The output of my encoder is in two parts. For one, there's obviously the compressed data; I've got that sorted nicely now. It's almost breathtaking how quickly you can implement the tree construction using std::priority_queue.
The other is the tree used to decompress the data. I view it as a filter through which I can stream the compressed data - that's how I'm designing it to be used, for nice asyncronous loading/decompression of resources and so on. I'm trying to get the decompression very fast, and to keep the tree size down.
So, what I thought I'd do is this. Each non-leaf node would be X bytes (where X is as small as possible); that breaks down into two equal-sized fields, for left child and right child. The MSB on each field is used to indicate whether that child is a leaf, and the rest is used to store an offset to the child from the current read pointer. Leaf nodes are just stored as their values, and so will be as large as the templated type the user is encoding with.
The problem is with laying out nodes in the stream.
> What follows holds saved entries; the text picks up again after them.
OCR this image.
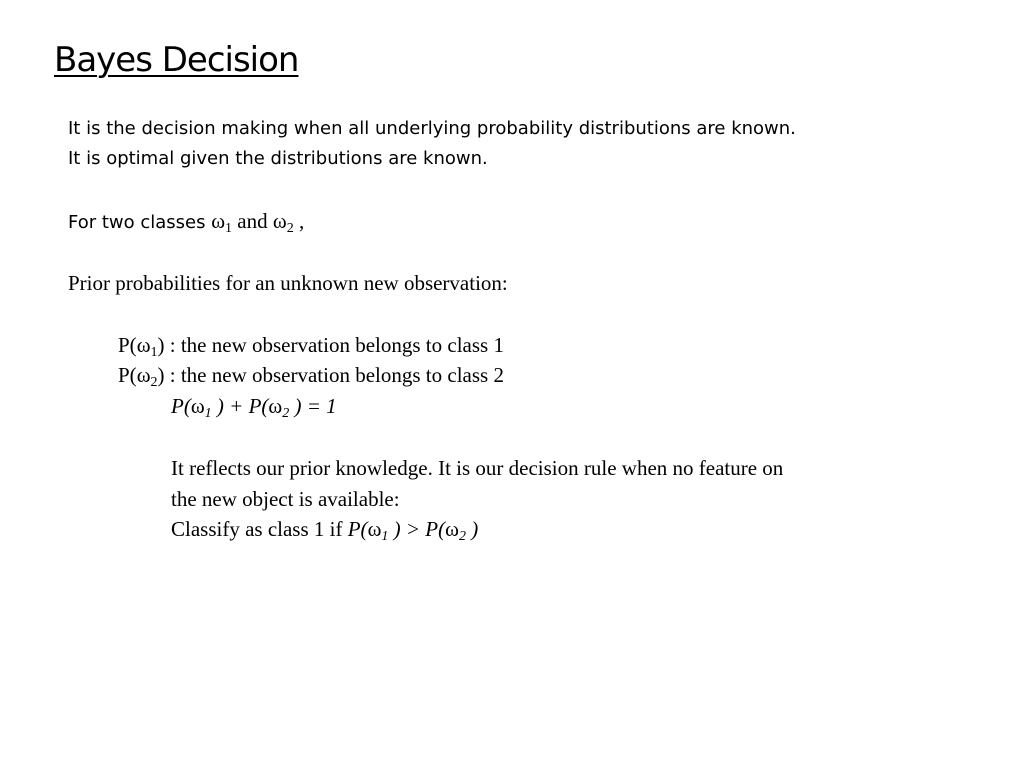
Bayes Decision
It is the decision making when all underlying probability distributions are known.
It is optimal given the distributions are known.
For two classes $\omega_1$ and $\omega_2$ ,
Prior probabilities for an unknown new observation:
$P(\omega_1)$ : the new observation belongs to class 1
$P(\omega_2)$ : the new observation belongs to class 2
$P(\omega_1$ ) + $P(\omega_2$ ) = 1
It reflects our prior knowledge. It is our decision rule when no feature on
the new object is available:
Classify as class 1 if $P(\omega_1$ ) > $P(\omega_2$ )
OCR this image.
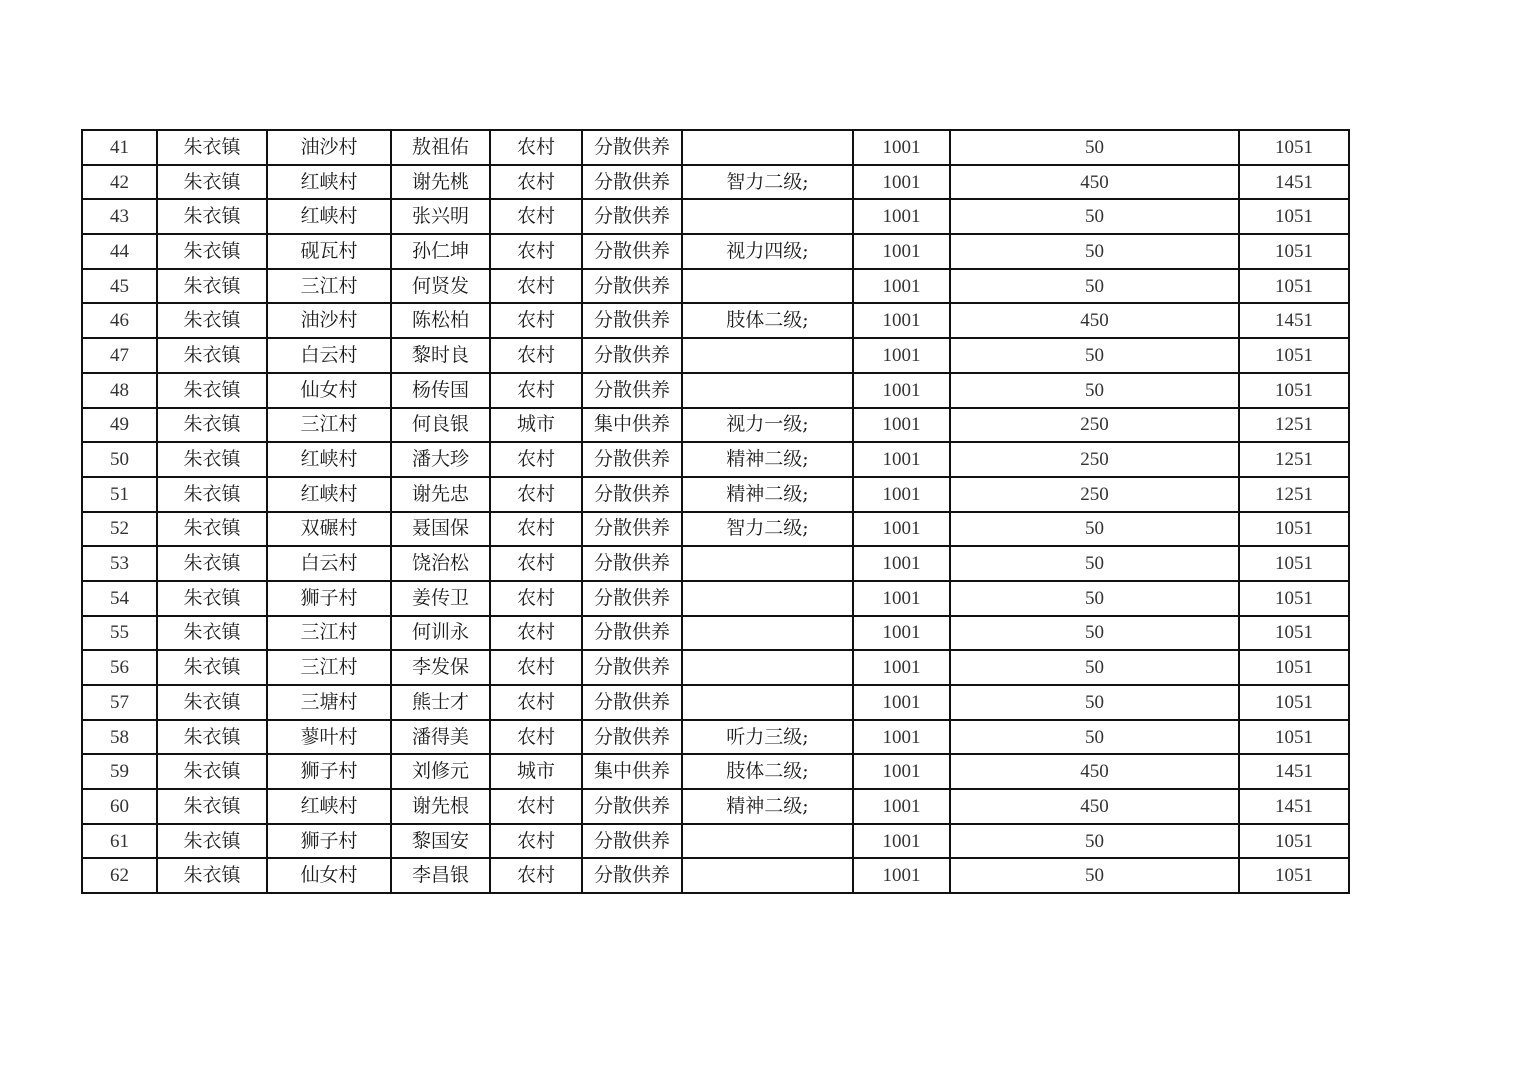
41	朱衣镇	油沙村	敖祖佑	农村	分散供养		1001	50	1051
42	朱衣镇	红峡村	谢先桃	农村	分散供养	智力二级;	1001	450	1451
43	朱衣镇	红峡村	张兴明	农村	分散供养		1001	50	1051
44	朱衣镇	砚瓦村	孙仁坤	农村	分散供养	视力四级;	1001	50	1051
45	朱衣镇	三江村	何贤发	农村	分散供养		1001	50	1051
46	朱衣镇	油沙村	陈松柏	农村	分散供养	肢体二级;	1001	450	1451
47	朱衣镇	白云村	黎时良	农村	分散供养		1001	50	1051
48	朱衣镇	仙女村	杨传国	农村	分散供养		1001	50	1051
49	朱衣镇	三江村	何良银	城市	集中供养	视力一级;	1001	250	1251
50	朱衣镇	红峡村	潘大珍	农村	分散供养	精神二级;	1001	250	1251
51	朱衣镇	红峡村	谢先忠	农村	分散供养	精神二级;	1001	250	1251
52	朱衣镇	双碾村	聂国保	农村	分散供养	智力二级;	1001	50	1051
53	朱衣镇	白云村	饶治松	农村	分散供养		1001	50	1051
54	朱衣镇	狮子村	姜传卫	农村	分散供养		1001	50	1051
55	朱衣镇	三江村	何训永	农村	分散供养		1001	50	1051
56	朱衣镇	三江村	李发保	农村	分散供养		1001	50	1051
57	朱衣镇	三塘村	熊士才	农村	分散供养		1001	50	1051
58	朱衣镇	蓼叶村	潘得美	农村	分散供养	听力三级;	1001	50	1051
59	朱衣镇	狮子村	刘修元	城市	集中供养	肢体二级;	1001	450	1451
60	朱衣镇	红峡村	谢先根	农村	分散供养	精神二级;	1001	450	1451
61	朱衣镇	狮子村	黎国安	农村	分散供养		1001	50	1051
62	朱衣镇	仙女村	李昌银	农村	分散供养		1001	50	1051
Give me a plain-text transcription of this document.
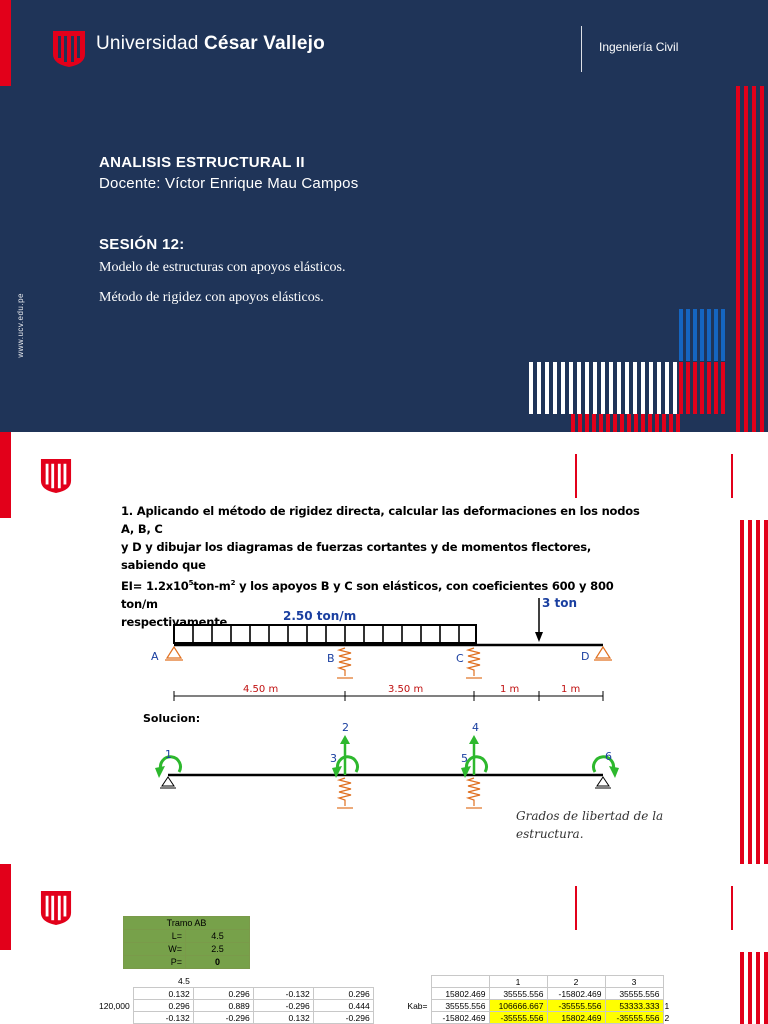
Universidad César Vallejo	Ingeniería Civil
www.ucv.edu.pe
ANALISIS ESTRUCTURAL II
Docente: Víctor Enrique Mau Campos
SESIÓN 12:
Modelo de estructuras con apoyos elásticos.
Método de rigidez con apoyos elásticos.
1. Aplicando el método de rigidez directa, calcular las deformaciones en los nodos A, B, C
y D y dibujar los diagramas de fuerzas cortantes y de momentos flectores, sabiendo que
$EI= 1.2x10^5ton-m^2$ y los apoyos B y C son elásticos, con coeficientes 600 y 800 ton/m
respectivamente	2.50 ton/m
3 ton
A	B	C	D
4.50 m	3.50 m	1 m	1 m
Solucion:
1
2
3
4
5	6
Grados de libertad de la
estructura.
Tramo AB	
L=	4.5
W=	2.5
P=	0
4.5
	0.132	0.296	-0.132	0.296
120,000	0.296	0.889	-0.296	0.444
	-0.132	-0.296	0.132	-0.296
		1	2	3	
	15802.469	35555.556	-15802.469	35555.556	
Kab=	35555.556	106666.667	-35555.556	53333.333	1
	-15802.469	-35555.556	15802.469	-35555.556	2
The distance between any parent/child pair cannot be more than the number of bits I have available to store an offset in - given that I wanted to encode non-leaf nodes in 16-bit words that gives me 7 bits to store an offset in - 0-63 bytes of offset. So how do I order nodes in my stream such that the offsets are never too large?
I'm going to have to think about it for the next couple of days, but my initial thoughts:
- It might be worth starting from the bottom and trying to collect nodes up into contiguous blocks of 62 bytes each
- Consider how it differs from a list - if it were a regular list you could set up children at 63-byte intervals each with 63-byte offsets. Perhaps find the 'dominant' chain and do that with it, and send all other children into local zones
- Another approach might be to place child nodes as far away from the parent as possible while still satisfying the offset condition - if the space is taken track back until you find space - and then 'vacuum-pack' the result
I've got my copy of Introduction to Algorithms open, I guess it's time I started trying to read it.